Утром 7 ноября, эскадра покинула бухту и устремилась к берегам Турции. В ее состав входили практически все боеспособные на данный момент линейные корабли, шесть пароходо-фрегатов и отряд из пяти миноносок. Бригаду парусных фрегатов (Флора, Месемврия, Сизополь, Мидия, Кагул, Коварна и Кулевчи) вместе с десятком вооруженных паровых буксиров, часть из которых также могли нести шестовые мины, оставили прикрывать гавань Севастополя.
Впоследствии неоднократно утверждалось, что все последующие кровавые события были спровоцированы именно выходом эскадры, однако так ли это, точно сказать никто не может. Стоило парусам скрыться за горизонтом, как в южном и северном лагерях союзников, разделенных нашими позициями, забили барабаны и звонко заиграли трубы, давая команду на построение и сигнализируя о скором начале атаки.
Очевидно, Канробер вместе с Рагланом нисколько не сомневались в силе своего флота и не желали ждать результатов предстоящего морского сражения. Что же касается Боске, то у него и вовсе не оставалось никакого другого выхода. Боеспособность лишенного всякой поддержки и в особенности продовольствия подчиненных ему частей падала с каждым днем, и протяни они еще какое-то время, идти в атаку стало бы просто некому.
Впрочем, обо всем этом я узнал много позже, уже после возвращения нашей эскадры в родную гавань. Но говоря откровенно, победой в этом сражении, вошедшем в историю как Второе Балаклавское, я горжусь ничуть не менее, а возможно даже и более остальных. Ибо на сей раз мне не нужно было вмешиваться в ход событий, продавливая непривычное для генералов решение. В тот памятный день они все сделали сами!
Предугадать направление ударов противника оказалось нетрудно. Обсервационный корпус Боске, как мы и предполагали, двинулся на запад с Федюхиных высот в сторону линии редутов и Балаклавы, а союзные силы Канробера и Раглана от Камышовой бухты пошли широким фронтом от Воронцовской дороги и дальше на запад в сторону Балаклавских высот.

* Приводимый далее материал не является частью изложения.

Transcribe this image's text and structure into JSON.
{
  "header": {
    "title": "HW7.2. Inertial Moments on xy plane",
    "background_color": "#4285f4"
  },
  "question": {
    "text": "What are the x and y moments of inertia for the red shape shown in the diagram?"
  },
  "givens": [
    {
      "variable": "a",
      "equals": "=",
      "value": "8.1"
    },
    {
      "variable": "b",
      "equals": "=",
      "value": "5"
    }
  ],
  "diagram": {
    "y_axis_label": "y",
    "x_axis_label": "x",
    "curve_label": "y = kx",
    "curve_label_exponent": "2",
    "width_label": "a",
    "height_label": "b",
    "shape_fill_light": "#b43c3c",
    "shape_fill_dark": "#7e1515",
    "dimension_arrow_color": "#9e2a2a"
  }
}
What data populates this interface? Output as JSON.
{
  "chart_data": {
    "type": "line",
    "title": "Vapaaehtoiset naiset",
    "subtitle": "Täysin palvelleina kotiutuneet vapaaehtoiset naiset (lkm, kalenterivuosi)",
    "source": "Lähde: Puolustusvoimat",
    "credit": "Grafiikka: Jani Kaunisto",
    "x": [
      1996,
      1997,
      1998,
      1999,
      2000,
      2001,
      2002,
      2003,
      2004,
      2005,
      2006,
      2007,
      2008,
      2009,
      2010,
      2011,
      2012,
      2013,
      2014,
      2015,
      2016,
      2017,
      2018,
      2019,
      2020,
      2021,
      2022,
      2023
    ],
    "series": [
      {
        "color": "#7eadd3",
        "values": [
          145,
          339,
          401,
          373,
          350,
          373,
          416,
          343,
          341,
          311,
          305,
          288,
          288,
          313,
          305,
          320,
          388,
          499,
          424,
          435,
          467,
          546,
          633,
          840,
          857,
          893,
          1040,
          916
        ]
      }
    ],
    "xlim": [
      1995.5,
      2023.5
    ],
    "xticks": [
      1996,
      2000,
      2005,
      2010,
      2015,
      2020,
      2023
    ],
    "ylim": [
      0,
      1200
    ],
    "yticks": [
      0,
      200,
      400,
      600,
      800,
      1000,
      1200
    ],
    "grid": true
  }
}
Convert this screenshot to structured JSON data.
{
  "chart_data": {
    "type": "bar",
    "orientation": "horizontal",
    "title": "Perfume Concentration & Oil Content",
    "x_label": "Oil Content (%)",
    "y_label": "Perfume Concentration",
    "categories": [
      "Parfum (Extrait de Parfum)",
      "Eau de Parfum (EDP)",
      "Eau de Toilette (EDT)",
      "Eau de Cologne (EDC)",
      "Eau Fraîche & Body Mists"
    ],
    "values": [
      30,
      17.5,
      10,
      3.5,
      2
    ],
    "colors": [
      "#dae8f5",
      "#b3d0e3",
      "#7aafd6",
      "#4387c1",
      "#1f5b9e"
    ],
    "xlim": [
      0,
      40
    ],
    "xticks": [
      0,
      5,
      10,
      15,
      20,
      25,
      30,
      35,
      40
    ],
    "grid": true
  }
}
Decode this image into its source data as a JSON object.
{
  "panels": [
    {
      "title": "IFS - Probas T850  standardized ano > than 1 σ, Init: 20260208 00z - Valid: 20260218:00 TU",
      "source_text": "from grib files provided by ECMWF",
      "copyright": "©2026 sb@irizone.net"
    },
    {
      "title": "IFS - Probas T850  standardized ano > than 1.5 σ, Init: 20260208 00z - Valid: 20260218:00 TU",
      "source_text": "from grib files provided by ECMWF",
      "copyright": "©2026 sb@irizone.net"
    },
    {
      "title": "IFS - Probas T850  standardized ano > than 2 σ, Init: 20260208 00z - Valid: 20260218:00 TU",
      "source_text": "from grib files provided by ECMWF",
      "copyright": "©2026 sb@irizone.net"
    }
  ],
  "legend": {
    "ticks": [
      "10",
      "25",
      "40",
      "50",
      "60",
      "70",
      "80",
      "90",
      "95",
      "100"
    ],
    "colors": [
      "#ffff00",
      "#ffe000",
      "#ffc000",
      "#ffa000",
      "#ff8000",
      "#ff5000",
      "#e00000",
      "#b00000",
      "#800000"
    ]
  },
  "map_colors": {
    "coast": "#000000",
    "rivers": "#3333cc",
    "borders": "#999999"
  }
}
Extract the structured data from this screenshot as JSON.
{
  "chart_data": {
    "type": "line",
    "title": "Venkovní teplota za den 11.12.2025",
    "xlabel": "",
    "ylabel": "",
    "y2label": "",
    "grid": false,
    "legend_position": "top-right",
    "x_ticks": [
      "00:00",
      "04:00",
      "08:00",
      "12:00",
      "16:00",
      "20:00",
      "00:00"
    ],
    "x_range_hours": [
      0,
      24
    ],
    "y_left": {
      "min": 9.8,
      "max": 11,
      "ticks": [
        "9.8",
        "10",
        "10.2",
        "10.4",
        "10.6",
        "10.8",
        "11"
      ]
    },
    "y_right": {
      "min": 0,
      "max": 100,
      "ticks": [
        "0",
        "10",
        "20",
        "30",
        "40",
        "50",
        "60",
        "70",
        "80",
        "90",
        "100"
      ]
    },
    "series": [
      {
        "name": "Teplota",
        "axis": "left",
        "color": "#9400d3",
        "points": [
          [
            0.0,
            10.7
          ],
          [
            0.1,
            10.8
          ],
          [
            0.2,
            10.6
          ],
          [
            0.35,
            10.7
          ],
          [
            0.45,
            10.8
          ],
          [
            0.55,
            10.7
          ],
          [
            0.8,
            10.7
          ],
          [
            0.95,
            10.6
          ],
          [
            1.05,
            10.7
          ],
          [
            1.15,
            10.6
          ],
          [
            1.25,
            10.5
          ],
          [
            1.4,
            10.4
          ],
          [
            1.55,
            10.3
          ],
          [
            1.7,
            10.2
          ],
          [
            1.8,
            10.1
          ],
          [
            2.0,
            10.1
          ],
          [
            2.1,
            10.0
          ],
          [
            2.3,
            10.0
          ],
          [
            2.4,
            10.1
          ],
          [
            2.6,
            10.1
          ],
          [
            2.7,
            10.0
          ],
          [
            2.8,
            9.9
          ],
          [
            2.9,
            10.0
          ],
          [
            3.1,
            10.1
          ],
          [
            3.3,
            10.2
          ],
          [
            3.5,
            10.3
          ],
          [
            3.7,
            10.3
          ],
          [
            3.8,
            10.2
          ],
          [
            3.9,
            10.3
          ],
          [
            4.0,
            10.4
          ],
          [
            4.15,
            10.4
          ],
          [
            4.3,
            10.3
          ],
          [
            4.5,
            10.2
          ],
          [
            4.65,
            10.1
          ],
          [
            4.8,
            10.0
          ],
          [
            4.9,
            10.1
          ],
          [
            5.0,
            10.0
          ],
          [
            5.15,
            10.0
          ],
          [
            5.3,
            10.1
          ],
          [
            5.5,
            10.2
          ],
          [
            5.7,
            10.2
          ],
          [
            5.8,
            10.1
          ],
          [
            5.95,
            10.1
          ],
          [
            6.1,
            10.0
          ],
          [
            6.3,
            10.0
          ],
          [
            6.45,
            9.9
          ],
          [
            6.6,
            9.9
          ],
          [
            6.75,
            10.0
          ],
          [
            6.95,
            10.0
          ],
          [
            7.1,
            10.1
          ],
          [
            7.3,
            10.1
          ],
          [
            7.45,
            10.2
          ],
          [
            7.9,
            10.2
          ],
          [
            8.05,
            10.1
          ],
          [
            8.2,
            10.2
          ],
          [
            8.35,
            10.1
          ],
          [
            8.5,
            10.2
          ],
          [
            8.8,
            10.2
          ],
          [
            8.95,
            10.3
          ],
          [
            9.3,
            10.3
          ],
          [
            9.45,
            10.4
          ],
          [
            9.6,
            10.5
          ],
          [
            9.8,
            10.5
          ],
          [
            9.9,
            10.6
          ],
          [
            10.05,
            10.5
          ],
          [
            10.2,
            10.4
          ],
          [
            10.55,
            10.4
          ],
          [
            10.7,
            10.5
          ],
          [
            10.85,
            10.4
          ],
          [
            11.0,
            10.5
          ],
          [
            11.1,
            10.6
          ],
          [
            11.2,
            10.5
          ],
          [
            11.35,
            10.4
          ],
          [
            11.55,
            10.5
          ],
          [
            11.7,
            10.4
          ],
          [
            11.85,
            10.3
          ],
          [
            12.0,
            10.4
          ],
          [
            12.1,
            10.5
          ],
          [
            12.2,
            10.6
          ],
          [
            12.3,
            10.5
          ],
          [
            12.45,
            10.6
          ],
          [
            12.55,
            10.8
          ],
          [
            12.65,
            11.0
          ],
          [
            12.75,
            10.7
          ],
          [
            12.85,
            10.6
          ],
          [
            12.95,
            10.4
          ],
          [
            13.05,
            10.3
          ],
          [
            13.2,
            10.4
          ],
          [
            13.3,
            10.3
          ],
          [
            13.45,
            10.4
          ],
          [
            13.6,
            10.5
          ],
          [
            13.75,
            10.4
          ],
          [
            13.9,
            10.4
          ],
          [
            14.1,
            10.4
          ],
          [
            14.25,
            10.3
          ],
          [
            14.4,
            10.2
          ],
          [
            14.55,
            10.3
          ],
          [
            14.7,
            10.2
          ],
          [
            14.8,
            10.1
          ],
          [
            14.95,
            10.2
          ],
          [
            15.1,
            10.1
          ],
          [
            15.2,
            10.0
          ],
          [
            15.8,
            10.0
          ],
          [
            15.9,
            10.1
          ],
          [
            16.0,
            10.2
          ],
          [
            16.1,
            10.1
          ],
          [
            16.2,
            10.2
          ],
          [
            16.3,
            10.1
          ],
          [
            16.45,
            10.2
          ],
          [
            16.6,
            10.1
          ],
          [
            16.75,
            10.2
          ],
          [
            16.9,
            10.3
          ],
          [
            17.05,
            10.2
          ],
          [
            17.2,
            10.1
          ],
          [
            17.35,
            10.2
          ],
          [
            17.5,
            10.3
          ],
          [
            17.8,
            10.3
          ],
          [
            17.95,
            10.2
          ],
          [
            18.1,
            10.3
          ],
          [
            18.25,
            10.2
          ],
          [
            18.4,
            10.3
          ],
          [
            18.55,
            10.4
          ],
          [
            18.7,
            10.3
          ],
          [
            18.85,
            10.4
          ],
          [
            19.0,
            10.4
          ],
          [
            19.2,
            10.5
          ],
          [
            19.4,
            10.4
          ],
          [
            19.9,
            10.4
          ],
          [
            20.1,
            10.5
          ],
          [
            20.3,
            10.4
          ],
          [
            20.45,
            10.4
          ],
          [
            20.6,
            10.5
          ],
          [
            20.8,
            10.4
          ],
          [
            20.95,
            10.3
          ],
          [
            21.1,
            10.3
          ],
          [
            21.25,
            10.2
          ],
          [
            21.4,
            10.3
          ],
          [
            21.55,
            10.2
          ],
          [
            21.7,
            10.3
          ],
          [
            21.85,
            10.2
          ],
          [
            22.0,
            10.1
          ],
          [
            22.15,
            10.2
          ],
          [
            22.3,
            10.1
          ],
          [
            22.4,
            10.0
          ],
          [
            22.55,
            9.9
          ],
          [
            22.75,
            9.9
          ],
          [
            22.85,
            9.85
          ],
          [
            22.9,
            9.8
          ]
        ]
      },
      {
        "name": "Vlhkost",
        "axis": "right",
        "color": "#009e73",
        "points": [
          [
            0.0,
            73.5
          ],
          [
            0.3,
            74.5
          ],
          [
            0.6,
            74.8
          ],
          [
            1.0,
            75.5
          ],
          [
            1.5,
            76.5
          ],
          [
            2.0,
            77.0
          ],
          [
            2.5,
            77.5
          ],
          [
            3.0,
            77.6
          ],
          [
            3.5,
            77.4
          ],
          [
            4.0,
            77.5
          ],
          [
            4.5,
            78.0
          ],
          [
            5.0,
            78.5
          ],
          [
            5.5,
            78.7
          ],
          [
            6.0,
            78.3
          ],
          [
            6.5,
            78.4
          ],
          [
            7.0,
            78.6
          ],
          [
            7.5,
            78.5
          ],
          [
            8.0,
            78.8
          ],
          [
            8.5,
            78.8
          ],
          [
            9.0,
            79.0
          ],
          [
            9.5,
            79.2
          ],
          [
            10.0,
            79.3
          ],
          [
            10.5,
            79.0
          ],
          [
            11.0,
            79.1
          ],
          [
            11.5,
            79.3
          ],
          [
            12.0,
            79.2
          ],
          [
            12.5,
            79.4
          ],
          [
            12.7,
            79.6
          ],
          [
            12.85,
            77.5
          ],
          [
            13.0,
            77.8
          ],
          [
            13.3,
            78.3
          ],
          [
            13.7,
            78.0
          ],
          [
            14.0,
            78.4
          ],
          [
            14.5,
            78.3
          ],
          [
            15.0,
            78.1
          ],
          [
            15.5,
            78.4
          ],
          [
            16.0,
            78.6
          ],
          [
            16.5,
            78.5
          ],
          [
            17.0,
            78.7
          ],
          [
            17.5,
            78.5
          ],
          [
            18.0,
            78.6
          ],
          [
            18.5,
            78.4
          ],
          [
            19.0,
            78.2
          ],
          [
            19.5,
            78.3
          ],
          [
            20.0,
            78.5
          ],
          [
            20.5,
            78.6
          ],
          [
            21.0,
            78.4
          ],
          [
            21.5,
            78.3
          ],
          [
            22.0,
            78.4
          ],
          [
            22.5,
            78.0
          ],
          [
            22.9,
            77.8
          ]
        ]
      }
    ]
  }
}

Диспозиция наших войск за это время практически не изменилась. IV корпус Липранди, стоял за линией бастионов на западе от Сапун-горы. Дивизия Тимофеева по-прежнему удерживала Балаклавские высоты, а бригада под командованием Хрущова расположилась в редутах на Семякиных высотах и в Кадыкое. Что касается морской пехоты, то и Аландцев и Черноморские батальоны отвели в тыл к Балаклаве в качестве резерва.
По сути, единственной заметной переменой стало прибытие передовых частей 9-й пехотной дивизии генерал-майора Лисенко. А именно Елецкого и Севского пехотных полков, 3-го стрелкового батальона и двух батарей 9-й артиллерийской бригады. Правда последний участок марша, от Бахчисарая до Инкермана, был проделан ими без дневок, в связи с чем, новоприбывшим войскам требовалось дать хотя бы сутки отдыха.
Тем не менее, их прибытие внушало определенный оптимизм, и позволило перебросить 8-й пеший пластунский батальон полковника Беднягина с Городской стороны на Балаклавские высоты, усилив тем самым дивизию генерала Тимофеева.
Единственным шансом на успех для союзников был одновременный удар с разных сторон, лишавший русских возможности маневрировать резервами. Вот только как их координировать? За выполнение этой, прямо скажем, непростой задачи взялся подполковник Мэррин, сумевший каким-то невероятным образом, пробраться сквозь порядки русской армии, к отрезанному от основных сил Боске.